Once Andrew understood the truth, he saw no way he could escape spending hours praying on the sidewalk. Nor – and this is critically important – helping out at all the crisis pregnancy support groups in the area.

He is well known and well loved by the people at Concord Birth Right and at the Gabriel Project, as he always showed up to help whenever they needed him. He knew that success was not defined by simply talking a women out of getting an abortion. Success meant that he – and all of us – stepped up to help, to love that woman and her baby unconditionally and materially for the rest of their lives.

But on a much deeper level, he understood that embracing the truth meant, ultimately, embracing the Cross. There is a heavy price to pay for loving people. We will fail, and we will be ridiculed, and we will be spat upon by those we try to help. But that is nothing compared to the suffering when we succeed, when we will the good of the other for the sake of the other. The pain we then feel, if we are so blessed, is the slow death of ourselves.

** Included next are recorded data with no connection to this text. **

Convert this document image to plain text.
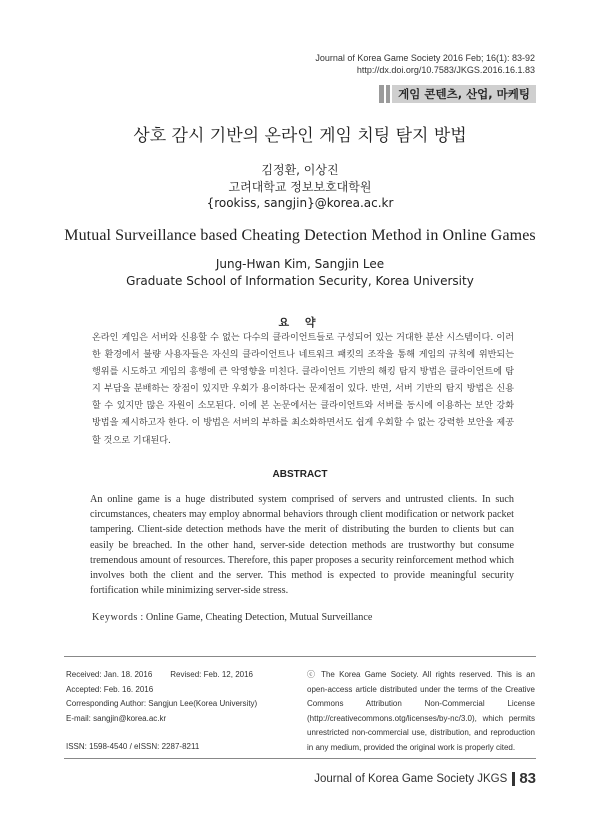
Journal of Korea Game Society 2016 Feb; 16(1): 83-92
http://dx.doi.org/10.7583/JKGS.2016.16.1.83
게임 콘텐츠, 산업, 마케팅
상호 감시 기반의 온라인 게임 치팅 탐지 방법
김정환, 이상진
고려대학교 정보보호대학원
{rookiss, sangjin}@korea.ac.kr
Mutual Surveillance based Cheating Detection Method in Online Games
Jung-Hwan Kim, Sangjin Lee
Graduate School of Information Security, Korea University
요 약
온라인 게임은 서버와 신용할 수 없는 다수의 클라이언트들로 구성되어 있는 거대한 분산 시스템이다. 이러한 환경에서 불량 사용자들은 자신의 클라이언트나 네트워크 패킷의 조작을 통해 게임의 규칙에 위반되는 행위를 시도하고 게임의 흥행에 큰 악영향을 미친다. 클라이언트 기반의 해킹 탐지 방법은 클라이언트에 탐지 부담을 분배하는 장점이 있지만 우회가 용이하다는 문제점이 있다. 반면, 서버 기반의 탐지 방법은 신용할 수 있지만 많은 자원이 소모된다. 이에 본 논문에서는 클라이언트와 서버를 동시에 이용하는 보안 강화 방법을 제시하고자 한다. 이 방법은 서버의 부하를 최소화하면서도 쉽게 우회할 수 없는 강력한 보안을 제공할 것으로 기대된다.
ABSTRACT
An online game is a huge distributed system comprised of servers and untrusted clients. In such circumstances, cheaters may employ abnormal behaviors through client modification or network packet tampering. Client-side detection methods have the merit of distributing the burden to clients but can easily be breached. In the other hand, server-side detection methods are trustworthy but consume tremendous amount of resources. Therefore, this paper proposes a security reinforcement method which involves both the client and the server. This method is expected to provide meaningful security fortification while minimizing server-side stress.
Keywords : Online Game, Cheating Detection, Mutual Surveillance
Received: Jan. 18. 2016 Revised: Feb. 12, 2016
Accepted: Feb. 16. 2016
Corresponding Author: Sangjun Lee(Korea University)
E-mail: sangjin@korea.ac.kr
ISSN: 1598-4540 / eISSN: 2287-8211
ⓒ The Korea Game Society. All rights reserved. This is an open-access article distributed under the terms of the Creative Commons Attribution Non-Commercial License (http://creativecommons.otg/licenses/by-nc/3.0), which permits unrestricted non-commercial use, distribution, and reproduction in any medium, provided the original work is properly cited.
Journal of Korea Game Society JKGS 83
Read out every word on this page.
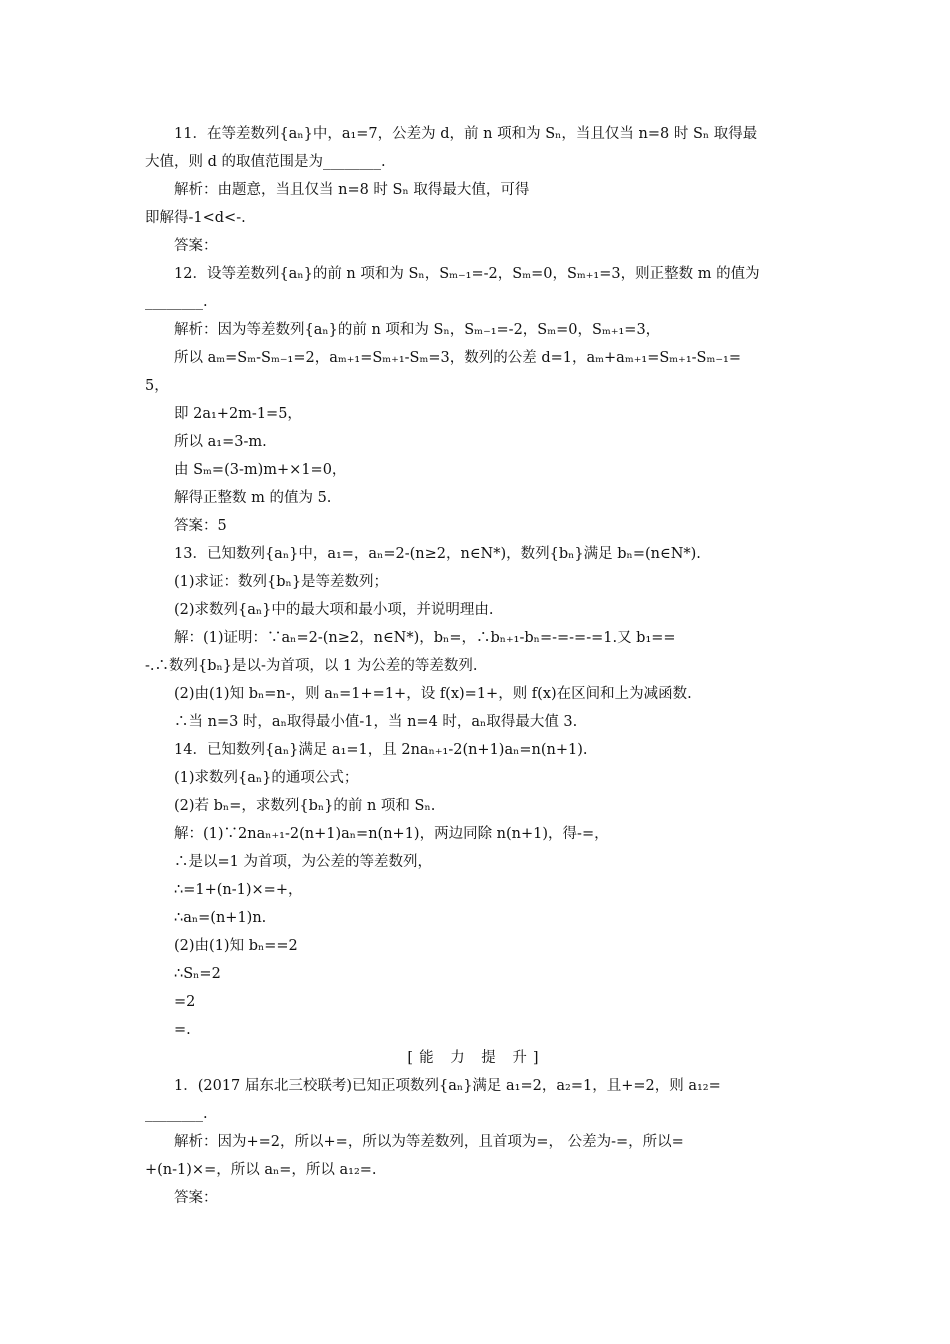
11．在等差数列{aₙ}中，a₁=7，公差为 d，前 n 项和为 Sₙ，当且仅当 n=8 时 Sₙ 取得最
大值，则 d 的取值范围是为________.
解析：由题意，当且仅当 n=8 时 Sₙ 取得最大值，可得
即解得-1<d<-.
答案：
12．设等差数列{aₙ}的前 n 项和为 Sₙ，Sₘ₋₁=-2，Sₘ=0，Sₘ₊₁=3，则正整数 m 的值为
________.
解析：因为等差数列{aₙ}的前 n 项和为 Sₙ，Sₘ₋₁=-2，Sₘ=0，Sₘ₊₁=3，
所以 aₘ=Sₘ-Sₘ₋₁=2，aₘ₊₁=Sₘ₊₁-Sₘ=3，数列的公差 d=1，aₘ+aₘ₊₁=Sₘ₊₁-Sₘ₋₁=
5，
即 2a₁+2m-1=5，
所以 a₁=3-m.
由 Sₘ=(3-m)m+×1=0，
解得正整数 m 的值为 5.
答案：5
13．已知数列{aₙ}中，a₁=，aₙ=2-(n≥2，n∈N*)，数列{bₙ}满足 bₙ=(n∈N*).
(1)求证：数列{bₙ}是等差数列；
(2)求数列{aₙ}中的最大项和最小项，并说明理由.
解：(1)证明：∵aₙ=2-(n≥2，n∈N*)，bₙ=，∴bₙ₊₁-bₙ=-=-=-=1.又 b₁==
-.∴数列{bₙ}是以-为首项，以 1 为公差的等差数列.
(2)由(1)知 bₙ=n-，则 aₙ=1+=1+，设 f(x)=1+，则 f(x)在区间和上为减函数.
∴当 n=3 时，aₙ取得最小值-1，当 n=4 时，aₙ取得最大值 3.
14．已知数列{aₙ}满足 a₁=1，且 2naₙ₊₁-2(n+1)aₙ=n(n+1).
(1)求数列{aₙ}的通项公式；
(2)若 bₙ=，求数列{bₙ}的前 n 项和 Sₙ.
解：(1)∵2naₙ₊₁-2(n+1)aₙ=n(n+1)，两边同除 n(n+1)，得-=，
∴是以=1 为首项，为公差的等差数列，
∴=1+(n-1)×=+，
∴aₙ=(n+1)n.
(2)由(1)知 bₙ==2
∴Sₙ=2
=2
=.
[能 力 提 升]
1．(2017 届东北三校联考)已知正项数列{aₙ}满足 a₁=2，a₂=1，且+=2，则 a₁₂=
________.
解析：因为+=2，所以+=，所以为等差数列，且首项为=， 公差为-=，所以=
+(n-1)×=，所以 aₙ=，所以 a₁₂=.
答案：
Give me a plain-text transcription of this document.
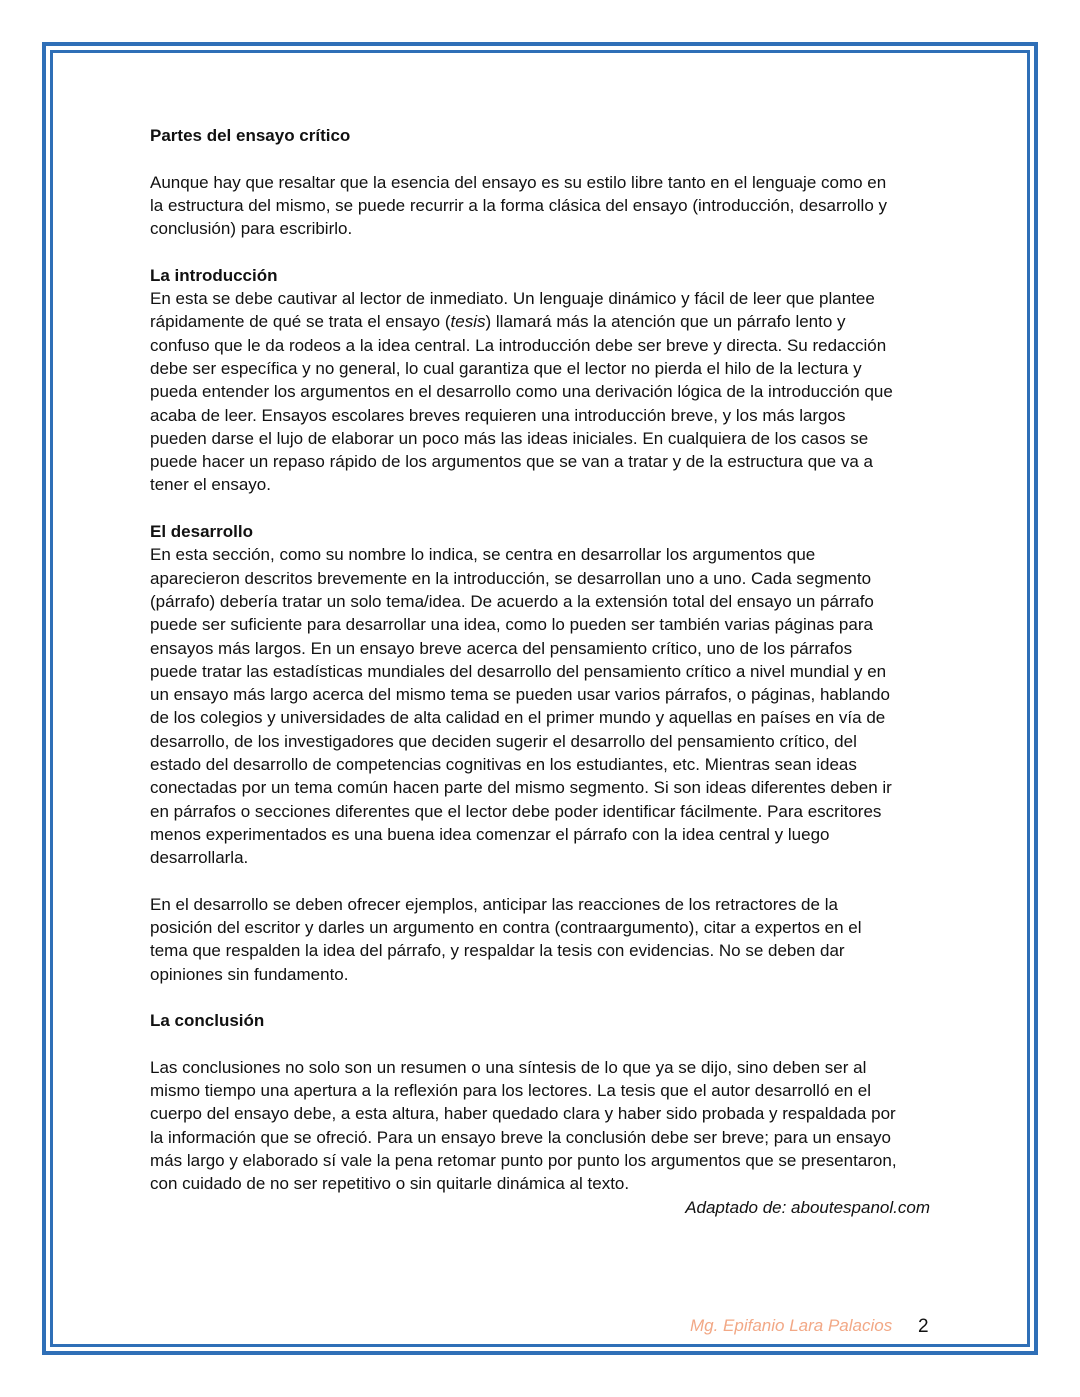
Partes del ensayo crítico
Aunque hay que resaltar que la esencia del ensayo es su estilo libre tanto en el lenguaje como en
la estructura del mismo, se puede recurrir a la forma clásica del ensayo (introducción, desarrollo y
conclusión) para escribirlo.
La introducción
En esta se debe cautivar al lector de inmediato. Un lenguaje dinámico y fácil de leer que plantee
rápidamente de qué se trata el ensayo (tesis) llamará más la atención que un párrafo lento y
confuso que le da rodeos a la idea central. La introducción debe ser breve y directa. Su redacción
debe ser específica y no general, lo cual garantiza que el lector no pierda el hilo de la lectura y
pueda entender los argumentos en el desarrollo como una derivación lógica de la introducción que
acaba de leer. Ensayos escolares breves requieren una introducción breve, y los más largos
pueden darse el lujo de elaborar un poco más las ideas iniciales. En cualquiera de los casos se
puede hacer un repaso rápido de los argumentos que se van a tratar y de la estructura que va a
tener el ensayo.
El desarrollo
En esta sección, como su nombre lo indica, se centra en desarrollar los argumentos que
aparecieron descritos brevemente en la introducción, se desarrollan uno a uno. Cada segmento
(párrafo) debería tratar un solo tema/idea. De acuerdo a la extensión total del ensayo un párrafo
puede ser suficiente para desarrollar una idea, como lo pueden ser también varias páginas para
ensayos más largos. En un ensayo breve acerca del pensamiento crítico, uno de los párrafos
puede tratar las estadísticas mundiales del desarrollo del pensamiento crítico a nivel mundial y en
un ensayo más largo acerca del mismo tema se pueden usar varios párrafos, o páginas, hablando
de los colegios y universidades de alta calidad en el primer mundo y aquellas en países en vía de
desarrollo, de los investigadores que deciden sugerir el desarrollo del pensamiento crítico, del
estado del desarrollo de competencias cognitivas en los estudiantes, etc. Mientras sean ideas
conectadas por un tema común hacen parte del mismo segmento. Si son ideas diferentes deben ir
en párrafos o secciones diferentes que el lector debe poder identificar fácilmente. Para escritores
menos experimentados es una buena idea comenzar el párrafo con la idea central y luego
desarrollarla.
En el desarrollo se deben ofrecer ejemplos, anticipar las reacciones de los retractores de la
posición del escritor y darles un argumento en contra (contraargumento), citar a expertos en el
tema que respalden la idea del párrafo, y respaldar la tesis con evidencias. No se deben dar
opiniones sin fundamento.
La conclusión
Las conclusiones no solo son un resumen o una síntesis de lo que ya se dijo, sino deben ser al
mismo tiempo una apertura a la reflexión para los lectores. La tesis que el autor desarrolló en el
cuerpo del ensayo debe, a esta altura, haber quedado clara y haber sido probada y respaldada por
la información que se ofreció. Para un ensayo breve la conclusión debe ser breve; para un ensayo
más largo y elaborado sí vale la pena retomar punto por punto los argumentos que se presentaron,
con cuidado de no ser repetitivo o sin quitarle dinámica al texto.
Adaptado de: aboutespanol.com
Mg. Epifanio Lara Palacios 2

Some people have called Andrew a martyr. I can understand why, but it makes me very uncomfortable. In the popular imagination, a martyr gets dragged in front of a firing squad or thrown to the lions. Since Andrew’s death was nothing so dramatic, calling him a martyr risks making his sacrifice merely hyperbolic and therefore easily dismissed. At the same time, martyrdom is the correct and traditional way to describe the process of dying to one’s self for the sake of God through the selfless love of others. Understood in that way, Andrew’s life was a martyrdom, and I cannot feel he was cheated in any way by how short it was. For the rest of us, his death remains a tragedy and a mystery.

May God have mercy on his soul, and console the inconsolable.